The FTC Click-to-Cancel Rule (2024) permits retention offers during the cancellation flow only if they do not add mandatory friction — the consumer must be able to skip any retention step and complete cancellation without taking additional required actions. Absent retention alternatives (downgrade, pause), the application misses a business opportunity to retain users who would have accepted a lighter-weight option. Stripe's `pause_collection` API makes subscription pausing a low-effort implementation. Presenting alternatives also demonstrates good faith in regulatory context: a structured, skippable retention flow is evidence of intent to honor cancellation, which reduces FTC enforcement risk.

Why this severity: Low because absent retention alternatives fail a UX best practice and a weak FTC good-faith signal, but do not constitute an affirmative regulatory violation — the user can still cancel without them.

Renewal charges that arrive with no advance warning are the leading cause of subscription-related chargebacks and the behavioral trigger the FTC Negative Option Rule (2025) and California ARL target in their 'save offer' and notice requirements. A user who has forgotten they subscribed months ago and sees an unexpected $29 charge will dispute it with their bank rather than cancel — and Stripe's 0.75% dispute threshold affects payment processing eligibility. California ARL requires advance notice for annual charges; for monthly charges, renewal reminders are a strong chargeback-prevention measure even where not strictly mandated.

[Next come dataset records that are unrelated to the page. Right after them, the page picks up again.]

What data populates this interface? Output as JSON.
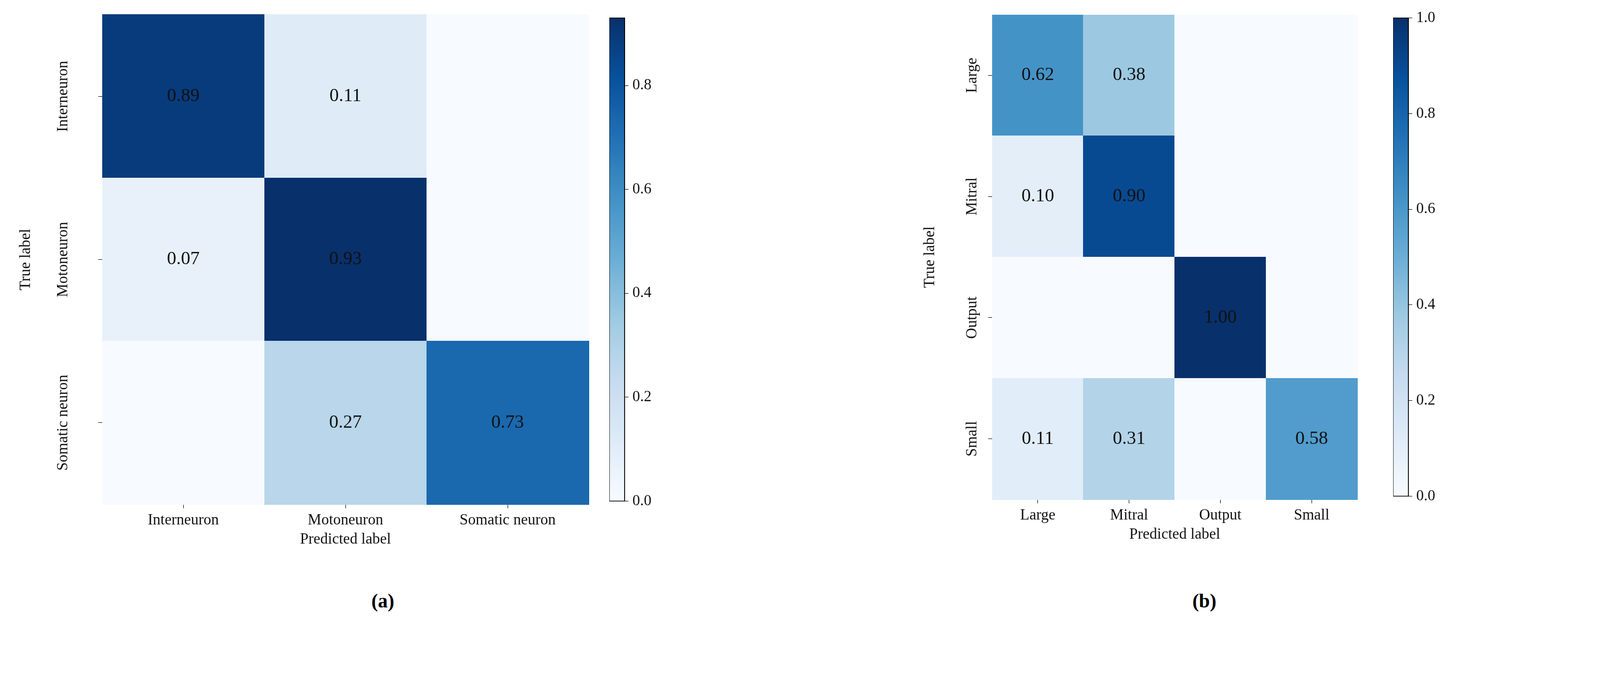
{
  "chart_data": [
    {
      "type": "heatmap",
      "caption": "(a)",
      "x_label": "Predicted label",
      "y_label": "True label",
      "x_categories": [
        "Interneuron",
        "Motoneuron",
        "Somatic neuron"
      ],
      "y_categories": [
        "Interneuron",
        "Motoneuron",
        "Somatic neuron"
      ],
      "cells": [
        [
          0.89,
          0.11,
          0
        ],
        [
          0.07,
          0.93,
          0
        ],
        [
          0,
          0.27,
          0.73
        ]
      ],
      "value_labels": [
        [
          "0.89",
          "0.11",
          null
        ],
        [
          "0.07",
          "0.93",
          null
        ],
        [
          null,
          "0.27",
          "0.73"
        ]
      ],
      "data_labels": true,
      "color": "Blues",
      "colorbar": {
        "range": [
          0,
          0.93
        ],
        "ticks": [
          {
            "value": 0,
            "label": "0.0"
          },
          {
            "value": 0.2,
            "label": "0.2"
          },
          {
            "value": 0.4,
            "label": "0.4"
          },
          {
            "value": 0.6,
            "label": "0.6"
          },
          {
            "value": 0.8,
            "label": "0.8"
          }
        ]
      }
    },
    {
      "type": "heatmap",
      "caption": "(b)",
      "x_label": "Predicted label",
      "y_label": "True label",
      "x_categories": [
        "Large",
        "Mitral",
        "Output",
        "Small"
      ],
      "y_categories": [
        "Large",
        "Mitral",
        "Output",
        "Small"
      ],
      "cells": [
        [
          0.62,
          0.38,
          0,
          0
        ],
        [
          0.1,
          0.9,
          0,
          0
        ],
        [
          0,
          0,
          1.0,
          0
        ],
        [
          0.11,
          0.31,
          0,
          0.58
        ]
      ],
      "value_labels": [
        [
          "0.62",
          "0.38",
          null,
          null
        ],
        [
          "0.10",
          "0.90",
          null,
          null
        ],
        [
          null,
          null,
          "1.00",
          null
        ],
        [
          "0.11",
          "0.31",
          null,
          "0.58"
        ]
      ],
      "data_labels": true,
      "color": "Blues",
      "colorbar": {
        "range": [
          0,
          1
        ],
        "ticks": [
          {
            "value": 0,
            "label": "0.0"
          },
          {
            "value": 0.2,
            "label": "0.2"
          },
          {
            "value": 0.4,
            "label": "0.4"
          },
          {
            "value": 0.6,
            "label": "0.6"
          },
          {
            "value": 0.8,
            "label": "0.8"
          },
          {
            "value": 1,
            "label": "1.0"
          }
        ]
      }
    }
  ]
}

Why this severity: Low because monthly renewal reminders are a chargeback-prevention best practice and FTC good-faith signal rather than a per-violation enforcement target, but the absence of annual reminders specifically triggers California ARL exposure.

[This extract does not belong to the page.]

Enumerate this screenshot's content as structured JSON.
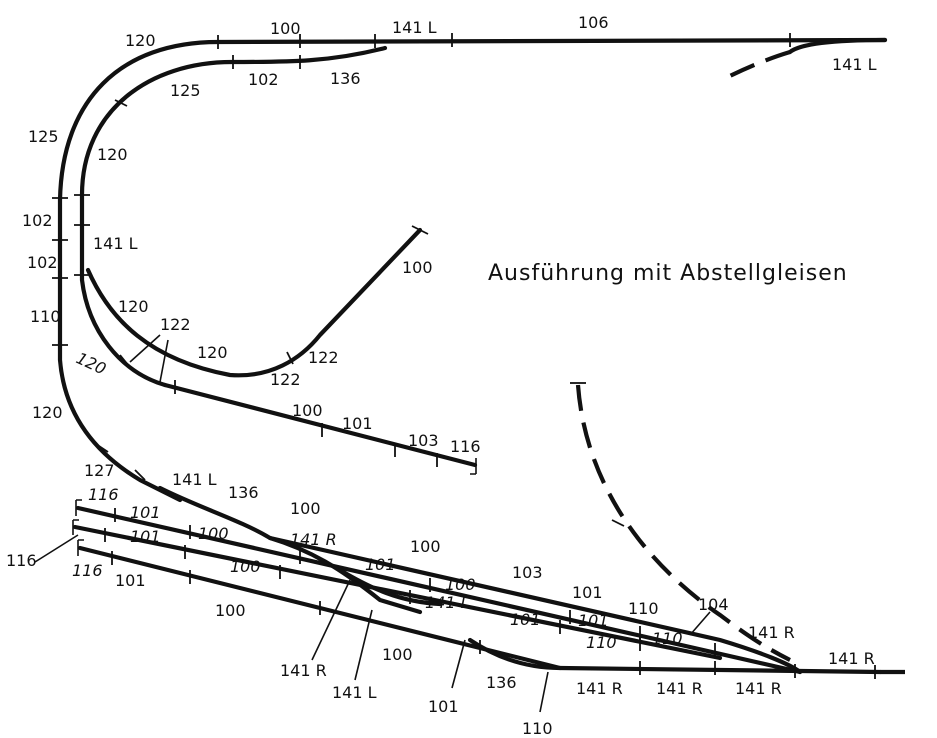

Charging a consumer at a higher price than they originally authorized — with no advance notice — violates the FTC Negative Option Rule (2025) requirement that material changes to subscription terms be communicated before they take effect. California ARL and EU Consumer Rights Directive 2011/83/EU both require that price increases be disclosed with sufficient advance notice for the consumer to cancel before the new rate applies. Silent price increases processed through Stripe Subscription Schedules without customer notification are the most common way well-intentioned teams inadvertently create regulatory exposure during pricing strategy updates.

Why this severity: Info because the violation requires a price change event to occur — no prior price change means no current violation — but the absence of a notification mechanism means any future price change immediately creates regulatory liability.

When a subscription payment fails silently — no email, no in-app alert, no documented grace period — the consumer's access may be revoked without warning while they believe the subscription is active. FTC Negative Option Rule (2025) requires that consumers be informed of failed charges and given an opportunity to resolve payment before losing access. The absence of a `invoice.payment_failed` webhook handler also means Stripe's Smart Retry window passes without the user knowing they need to update their payment method, converting a recoverable payment failure into a churned subscriber and a potential service disruption dispute.

Why this severity: Info because failed payment notification is a consumer-protection obligation under FTC rules but a violation only materializes when a specific payment fails without notice, not as an ongoing structural defect.

California Automatic Renewal Law (ARL) Business & Professions Code §17601 specifically requires that for annual subscriptions, customers receive an advance renewal notice before the charge — with sufficient lead time to cancel. A 3-day notice adequate for monthly charges does not satisfy the ARL for a $290 annual charge. EU Consumer Rights Directive 2011/83/EU similarly requires material pre-contractual information be provided for automatic contract extensions. Annual subscribers who receive a $290 charge without a prior reminder represent the highest-dollar, highest-dispute-rate segment of subscription chargebacks.

Why this severity: Info because non-compliance requires an annual renewal to occur without the mandated notice — but when it does occur, the California ARL civil penalty and chargeback exposure are disproportionate to the severity label.